District 27 Senator Catherine Miranda told ABC15, she organized this after she was flooded with calls — many regarding immigration. President-elect Donald Trump has had a strong platform on the subject.

So, Sen. Miranda decided to bring together the new Phoenix Police Department Chief Jeri Williams, Sheriff-elect Paul Penzone and Consul de Mexico Claudia Flores. 

This was Penzone's first town hall as Sheriff-elect. 

The whole idea was to have an open conversation between the community and those who will be making decisions in their own backyard. 

"The fears are here now and today," Sen. Miranda explained. "So, why not address them now?"

Sen. Miranda said she wanted to focus on home and taking care of things in the Valley first. 

"What I'm trying to do now is protect my community," Sen. Miranda said. "Reassure them that here at home, we have different leadership and there is no reason to fear."

But, based on many of those who took the microphone to address the panel, they had more concerns then questions.

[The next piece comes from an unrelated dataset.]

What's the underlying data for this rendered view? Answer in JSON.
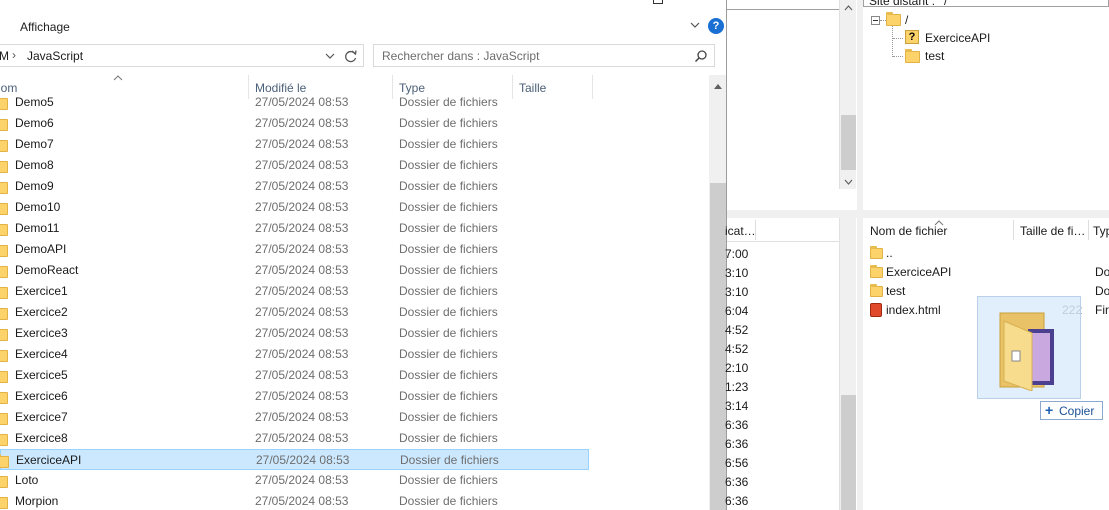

A handful decided to give a speech on their belief that there is a systematic problem with racial profiling with the department — that is not just a "one officer" problem.

Phoenix Police Chief Jeri Williams took that question, disagreeing — but, honoring their right to free speech.

"So, thank you for the comment," Chief Williams said "And I so love the difference of opinion because that's what makes our America  a great place."

But, there were many more that did not speak at all, but simply used the time to get comfortable with the new leadership that will be shaping the Valley.

"Even if I don't say anything, I'm still absorbing a lot," Franco Hernandez said. "Even just being here and absorbing what people are doing and what people are talking about; that's still a lesson in itself." 

Hernandez lives in south Phoenix and said he hopes that events like these continue to happen and that his neighbors take advantage of it. 

Organizers also asked the community to give these new leaders time to get settled in and get comfortable within their own departments before demanding change.